Integrating Deep Learning and Satellite Imagery for Biodiversity Assessment

by Yanfei Shan

The Environmentally-Extended Multiregional Input-Output (EE-MRIO) database is a mainstream tool for effectively modeling global supply chains and their environmental impacts. It can scientifically address complex questions such as: “How much biodiversity loss is caused by land conversion in Brazil due to beef demand in Germany?” or “How much global water stress may result from crop cultivation?” However, these datasets face intrinsic limitations, such as restricted spatial resolution, data discontinuity, data quality deficiencies in the Global South, and outdated temporal trends. In contrast, satellite data offers a promising solution to these challenges, with its extensive spatio-temporal coverage and continuous monitoring capabilities.

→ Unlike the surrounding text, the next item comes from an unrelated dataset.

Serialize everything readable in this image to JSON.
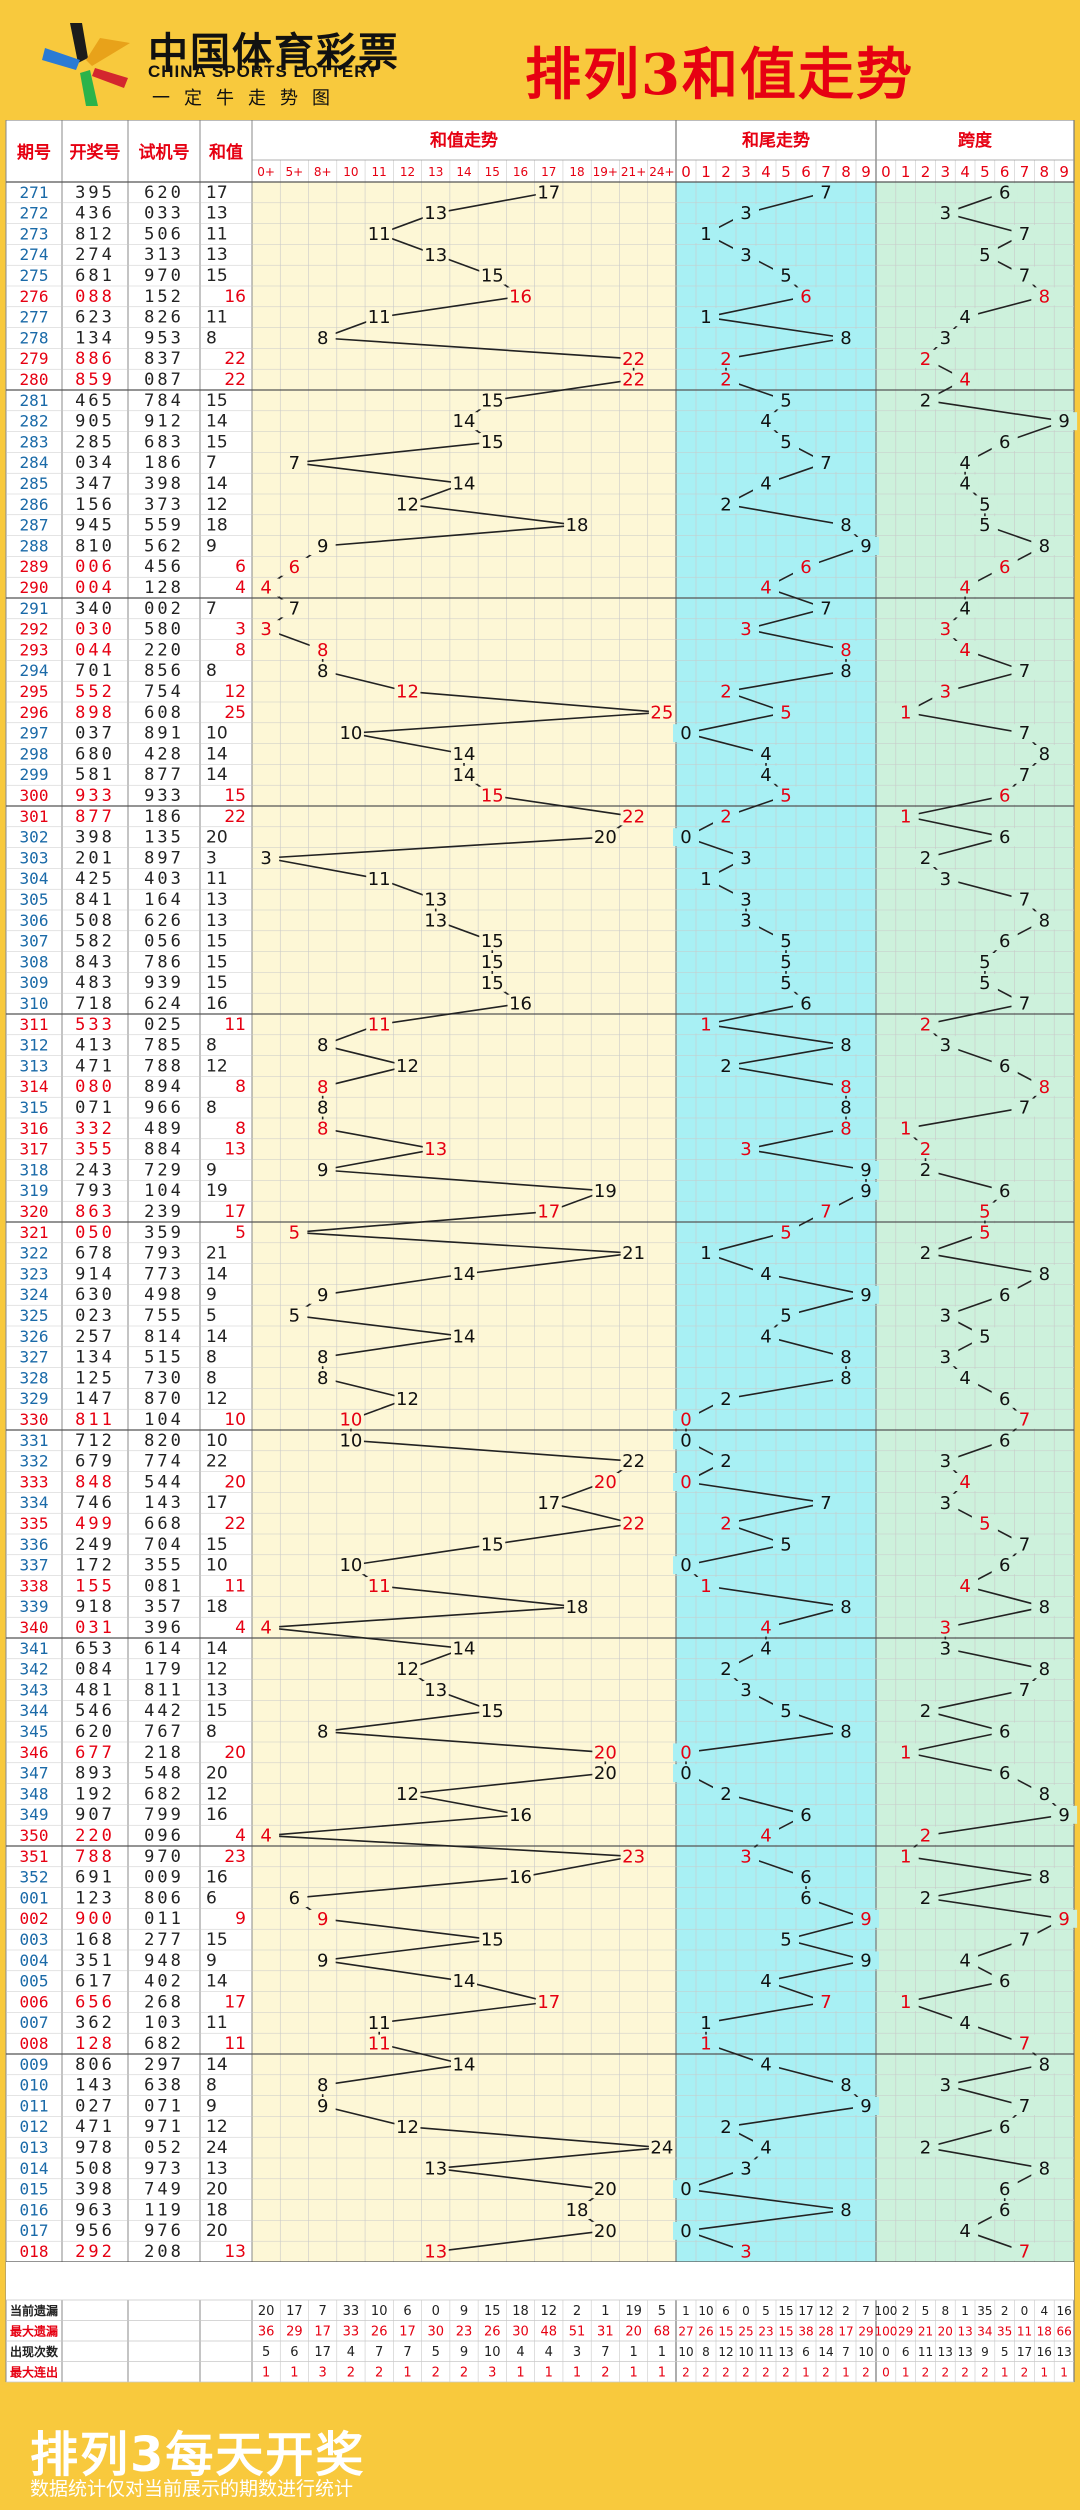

Motivated by these challenges and research gaps, my PhD research focuses on improving data reliability and accuracy in assessing the sustainability of global agricultural systems by integrating remote sensing, climate data, and multi-regional input-output (MRIO) models. I am developing machine learning and multimodal deep learning approaches to quantify global agricultural water stress at high temporal and spatial resolutions. In parallel, I am exploring foundational methods to integrate large language models (LLMs) with EE-MRIO analysis, aiming to enable novel AI-driven insights in sustainability science.